Gary Hubbell: The Redneck Tree-hugger |

Gary Hubbell: The Redneck Tree-hugger

I wasn’t an Obama fan during his 2008 campaign, and I can predict several aspects of his administration that will kneecap us for our long-term future. However, my faithful readers know that I’ve never been a Bush fan either, and one of the most ignorant aspects of the Bush administration was its slavish pandering to the oil and auto industries.

Natural gas producers punched so many holes in Colorado, Utah and Wyoming that they drove the price of gas down to laughably low levels, but they did it because they knew they had only 8 years of a “free pass” on environmental damages. When Bush instituted a small-business tax credit for people to buy gas-guzzling SUVs, I thought he was out of his mind.

“It’s the American way,” he explained. Well, not anymore.

I’ve long maintained that if we had spent the same amount of money that we wasted in Iraq developing green, sustainable energy sources, our country would look a lot different today. Why, for example, can’t I plug in my electric car to my active solar panels to charge the batteries for a 100-mile trip? Anybody? Anybody?

The people in the Obama administration seem to “get it” on alternative energy, and I applaud them for their foresight.

Recently I attended a class for ranch real estate brokers on wind and solar energy production and its effects on landowners and landscapes. This is the era of the new energy economy, and there will be great effects on our landscapes and way of life. The goal is to create 25 percent of our energy from renewable sources within 25 years, or the “25×25 Plan.” Given that wind provides only 1.7 percent of our electrical power today, we have a whole lot of windmills to build in order to generate that much electricity.

Here are some basic facts about wind power: It costs about $2 million per megawatt of power to install a wind power project. Studies on birds, bats, soils and soil erosion, transmission lines, landowner fees, tower and turbine costs, and wind resources are all factored in. With a production tax credit and the price of power factored at $55 per megawatt hour, there’s money to be made.

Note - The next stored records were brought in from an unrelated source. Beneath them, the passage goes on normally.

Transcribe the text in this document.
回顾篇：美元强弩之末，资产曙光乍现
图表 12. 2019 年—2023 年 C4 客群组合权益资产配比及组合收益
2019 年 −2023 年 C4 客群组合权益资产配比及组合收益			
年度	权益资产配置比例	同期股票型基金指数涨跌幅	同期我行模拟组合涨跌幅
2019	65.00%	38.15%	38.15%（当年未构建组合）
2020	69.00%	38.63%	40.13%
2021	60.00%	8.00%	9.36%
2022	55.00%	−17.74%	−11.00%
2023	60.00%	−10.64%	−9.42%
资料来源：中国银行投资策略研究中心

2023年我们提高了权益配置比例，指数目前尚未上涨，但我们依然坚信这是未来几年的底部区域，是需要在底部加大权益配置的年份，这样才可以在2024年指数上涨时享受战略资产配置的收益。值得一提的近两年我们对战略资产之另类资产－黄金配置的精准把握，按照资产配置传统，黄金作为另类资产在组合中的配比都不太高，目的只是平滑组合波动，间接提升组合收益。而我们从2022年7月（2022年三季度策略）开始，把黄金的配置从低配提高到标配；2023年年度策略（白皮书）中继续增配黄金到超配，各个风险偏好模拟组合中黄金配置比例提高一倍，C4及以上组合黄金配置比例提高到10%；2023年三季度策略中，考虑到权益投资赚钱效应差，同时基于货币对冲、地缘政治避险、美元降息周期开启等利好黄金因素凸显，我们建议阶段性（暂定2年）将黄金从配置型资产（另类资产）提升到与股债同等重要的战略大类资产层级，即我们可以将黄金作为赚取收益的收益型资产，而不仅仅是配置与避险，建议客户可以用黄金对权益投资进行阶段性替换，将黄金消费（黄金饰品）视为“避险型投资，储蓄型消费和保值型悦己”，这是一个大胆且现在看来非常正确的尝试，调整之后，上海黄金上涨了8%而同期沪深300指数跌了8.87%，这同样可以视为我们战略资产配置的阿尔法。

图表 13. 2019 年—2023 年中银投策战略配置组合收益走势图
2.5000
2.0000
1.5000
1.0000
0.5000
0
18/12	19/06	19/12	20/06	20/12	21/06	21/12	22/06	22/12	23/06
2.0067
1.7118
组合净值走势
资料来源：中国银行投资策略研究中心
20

The sheer size of the proposed towers, turbines, and transmission lines will forever alter the landscape of our country. The “smart grid” is basically a plan to pop up huge transmission lines all over the windy parts of the country and deliver power to power-gobbling metropolitan areas such as Phoenix and southern California. Personally, I hate the way big power lines mar the landscape, but if you’re a “green power” fan, you’d better get used to it. It costs $1 million per mile to build a 330-kilovolt power line. Have you ever driven through the gap in the mountains near Palm Springs, Calif.? Those are itty-bitty windmills compared to the ones we’ll soon see. We’re talking about 300-foot towers with giant propeller blades slicing the air. A 300-megawatt wind farm will require 31,000 acres of land, with towers spaced every 9/10ths of a mile. Each 1.5-megawatt turbine will require 150 acres of land. These will be sprawling facilities. Landowners who have struggled for years will finally cash a check, as they stand to make about $6,000 per megawatt per year in royalty payments.

Keep in mind that the owners of such lands want to keep using their property as they have been for years ” growing wheat, raising cattle, hunting game and enjoying the peace and quiet. Many of these activities generate significant income. A good hunting lease might bring in five figures a year. There are some interesting questions that will be raised, such as, “If I let you build a wind farm, I want to hunt on my property. What do you say about that?” Trust me, the Obama administration will think no-hunting zones will be just the ticket. If ice builds up on a turbine blade, just like it happens with aircraft, it might sling a massive knife of ice several hundred feet. Imagine how dangerous that could be to people, livestock, and wildlife. In the name of “green energy” we will no doubt lose millions of birds, including many thousands of raptors. If an oil company kills a hundred ducks with a settling pond without a net, it makes the news. Will greenies figure that a couple million birds are worth the price?

Parts of the Midwest experienced incredible soil erosion during the Dust Bowl years, and those lessons haven’t been lost on today’s farmers. If soils are fragile and sandy but winds are strong, there’s a chance that a wind farm can’t be built in a promising area because the necessary roads and power lines will invite the wind to strip the soils away.

The first thing Dick Cheney did after taking office was to invite all the major oil company executives in for a private confab whereby they gave him a wish list of how they wanted free access to public lands and environmental regulations stripped away ” and the Bush administration did it.

Will the Obama administration rush in to develop sustainable energy in the same fashion? Let’s hope they do it with care and diligence.